Dan terakhir, Komponen 4 sebagai upaya mengarusutamakan konservasi keanekaragaman hayati di lanskap produksi.Komponen ini mengajak masyarakat dan pemerintah daerah dalam mendukung konservasi keanekaragaman hayati. Di sekitar kawasan, Komponen 4 mengembangkan kelompok-kelompok Model Desa Konservasi sebagai ujung tombak gerakan pelestarian flora-fauna.

Cherryta menegaskan empat komponen itu terintegrasi, saling mendukung. Misalnya saja, Komponen 1 akan mendukung Komponen 2 dalam menentukan spesies tumbuhan asli untuk pemulihan ekosistem. Atau Komponen 4 yang akan menyokong Komponen 2 dalam menautkan kelompok Model Desa Konservasi sebagai penyedia jasa lingkungan dengan lembaga pemanfaatnya.

Kubah arus air bergolak lembut dari dasar mata air Pangsiraman. Air yang sebening kristal dan keteduhan menerbitkan suasana sakral. Sepokok pohon kihujan yang roboh sejak 1974 memisahkan sumber air bening ini menjadi dua bagian, kiri dan kanan. “Yang kanan untuk perempuan, yang kiri untuk laki-laki. Mata air ini juga disebut cikahuripan mastaka Citarum,” papar juru kunci Mang Atep.

Lelaki berpenampilan kalem ini menjelaskan, cikahuripan berarti air kehidupan, dan mastaka berarti hulu.

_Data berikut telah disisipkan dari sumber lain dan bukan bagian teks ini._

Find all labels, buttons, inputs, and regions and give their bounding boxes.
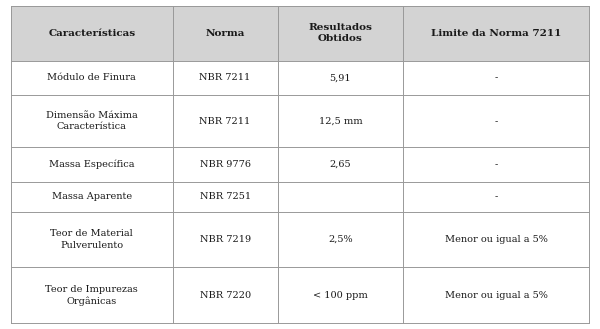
Bar: [173, 267, 278, 323]
Bar: [403, 267, 589, 323]
Bar: [278, 182, 403, 212]
Bar: [278, 147, 403, 182]
Text: -: -: [494, 73, 498, 82]
Bar: [173, 147, 278, 182]
Text: Teor de Impurezas
Orgânicas: Teor de Impurezas Orgânicas: [46, 285, 138, 306]
Bar: [11, 182, 173, 212]
Text: Massa Específica: Massa Específica: [49, 160, 134, 169]
Bar: [173, 182, 278, 212]
Text: < 100 ppm: < 100 ppm: [313, 291, 368, 300]
Bar: [278, 95, 403, 147]
Bar: [403, 61, 589, 95]
Bar: [173, 61, 278, 95]
Text: Dimensão Máxima
Característica: Dimensão Máxima Característica: [46, 111, 137, 131]
Bar: [278, 6, 403, 61]
Text: 2,65: 2,65: [329, 160, 351, 169]
Bar: [173, 212, 278, 267]
Text: Norma: Norma: [205, 29, 245, 38]
Text: NBR 7251: NBR 7251: [200, 192, 251, 201]
Bar: [403, 147, 589, 182]
Text: NBR 7211: NBR 7211: [199, 73, 251, 82]
Text: Características: Características: [48, 29, 135, 38]
Text: -: -: [494, 192, 498, 201]
Bar: [11, 95, 173, 147]
Bar: [11, 267, 173, 323]
Text: Módulo de Finura: Módulo de Finura: [47, 73, 136, 82]
Bar: [173, 6, 278, 61]
Text: 5,91: 5,91: [329, 73, 351, 82]
Text: Massa Aparente: Massa Aparente: [52, 192, 132, 201]
Bar: [403, 6, 589, 61]
Bar: [403, 212, 589, 267]
Bar: [278, 61, 403, 95]
Bar: [403, 182, 589, 212]
Text: 2,5%: 2,5%: [328, 235, 353, 244]
Text: Teor de Material
Pulverulento: Teor de Material Pulverulento: [50, 229, 133, 250]
Bar: [403, 95, 589, 147]
Text: Limite da Norma 7211: Limite da Norma 7211: [431, 29, 562, 38]
Text: 12,5 mm: 12,5 mm: [319, 117, 362, 126]
Bar: [11, 6, 173, 61]
Bar: [11, 61, 173, 95]
Text: NBR 7219: NBR 7219: [200, 235, 251, 244]
Bar: [173, 95, 278, 147]
Text: NBR 9776: NBR 9776: [200, 160, 251, 169]
Text: -: -: [494, 160, 498, 169]
Bar: [278, 212, 403, 267]
Bar: [11, 212, 173, 267]
Text: Menor ou igual a 5%: Menor ou igual a 5%: [445, 291, 548, 300]
Text: -: -: [494, 117, 498, 126]
Text: Resultados
Obtidos: Resultados Obtidos: [308, 23, 373, 43]
Text: NBR 7211: NBR 7211: [199, 117, 251, 126]
Bar: [11, 147, 173, 182]
Text: NBR 7220: NBR 7220: [200, 291, 251, 300]
Bar: [278, 267, 403, 323]
Text: Menor ou igual a 5%: Menor ou igual a 5%: [445, 235, 548, 244]
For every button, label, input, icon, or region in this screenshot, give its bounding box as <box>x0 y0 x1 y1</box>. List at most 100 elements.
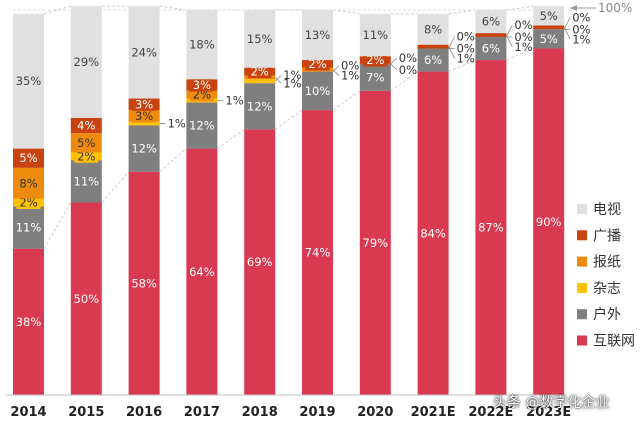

Kurang lebih berarti: air kehidupan dari hulu Citarum.“Tapi kata ‘hulu’ dalam bahasa Sunda agak kasar, yang halus, ya, mastaka,” ungkapnya. Makna mastaka sejajar dengan kata mustaka dalam bahasa Jawa. Mustaka berarti kepala, yang dalam masyarakat Jawa, kata ini berada pada tataran tertinggi berbahasa.

Inilah mata air yang sakral dan menjadi saksi doa-doa pengharapan yang dipanjatkan para peziarahnya. Tak mengejutkan, suasana adikodrati melingkupi Pangsiraman. Sumber air ini hanya salah satu dari tujuh sumber air awal mula Sungai Citarum, yang ditampung di Situ Cisanti. Berada di kaki Gunung Wayang, danau buatan seluas 10 hektare itu menjadi simbol hulu Citarum. Dari sinilah, awal-mula Sungai Citarum mengalir sejauh 297 kilometer, merambati 13 kabupaten, lantas tumpah di Muara Gembong.

Sayangnya, kontras telah membayang di Cisanti: air Pangsiraman yang bening tak lagi berjejak setelah bercampur dengan air keruh Cisanti. Padahal, tutur Mang Atep, “Doa para leluhur saya, sepanjang alirannya, air Citarum bisa diminum langsung seperti di mata air ini.”

Doa leluhur itu bagaikan membaca tengara zaman: seiring waktu Sungai Citarum tak lagi membawa berkah, tak lagi semurni Pangsiraman. Perbawa Citarum runtuh.

Dan di tujuh kawasan konservasi di hulu DAS Citarum, doa itu seakan bersambut upaya. Ada doa, ada upaya:Pengelolaan DAS Citarum dan Konservasi Keanekaragaman Hayati atau Citarum Watershed Management and Biodiversity Conservation (CWMBC).